Three Questions: Prof. Roger Ibbotson on Low Volatility

In a period of apparent political and diplomatic upheaval, the U.S. stock market has seen unusually low volatility. We asked Roger Ibbotson, a professor in the practice emeritus of finance who has made a lifelong study of how and why markets move, to help explain this mystery.


Is the current period of low volatility, as measured by VIX, remarkable in your view?
 
The volatility in 2017 is reaching historical lows, although the VIX (on the S&P 500) was almost as low in 1993–95, and in 2005–07. The realized volatility of the S&P 500 is as low as it’s been in half a century.

What do you think is causing it? Is it likely to be related to political factors or something else?

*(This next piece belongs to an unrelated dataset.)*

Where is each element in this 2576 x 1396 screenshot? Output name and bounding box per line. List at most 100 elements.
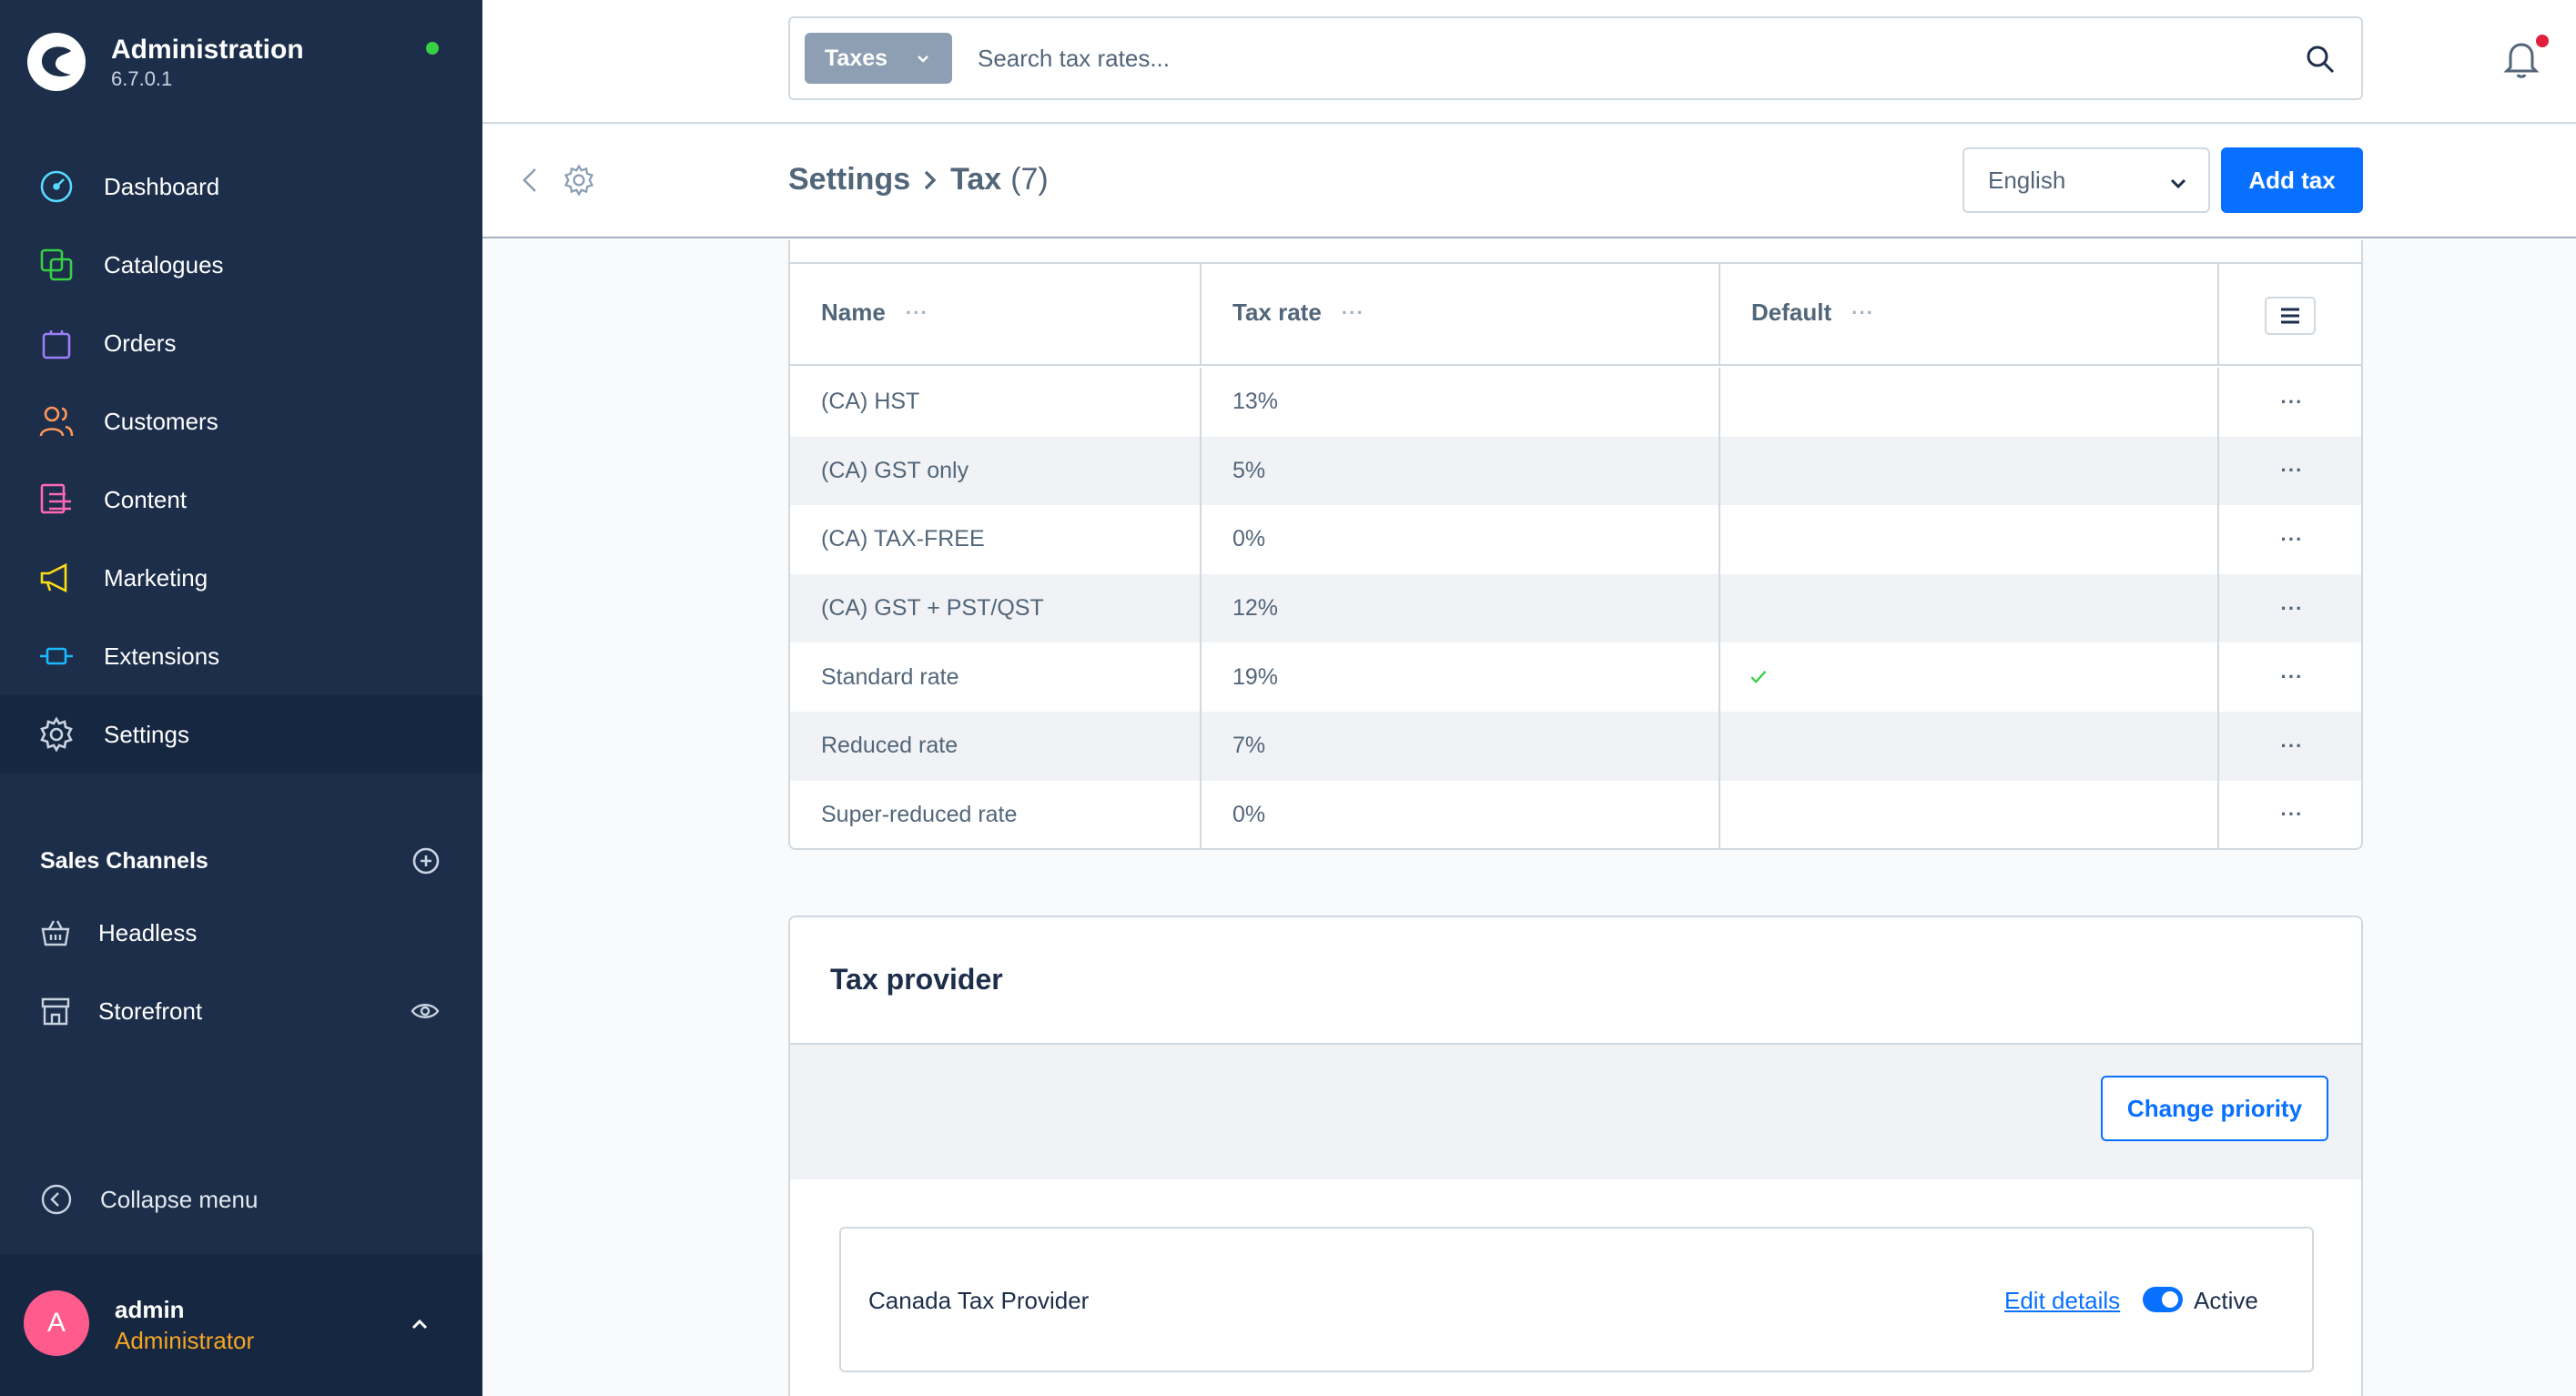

Usually we need something to go wrong on a national or global scale to disrupt markets. We have had hurricanes and fires, but these apparently do not qualify. We have also had Trump’s confrontations with North Korea and Iran, and the continuing war and refugee crises in Syria and Iraq. Finally, we have the revolving door at the White House. It seems like an unstable environment, but markets have been remarkably sanguine, rising every month of this year (as of this writing).

Are there any historical parallels for this period? What do they suggest about what may happen next?

The 1960s were the build-up to the Vietnam War, along with dramatic social changes. In the 1990s, it was the calm before the tech bubble grew extreme at the end of the decade. The mid-2000s preceded the financial crisis of 2008. It is inevitable that something serious will eventually happen. We are waiting for the other shoe to drop. Yes, volatility will rise again!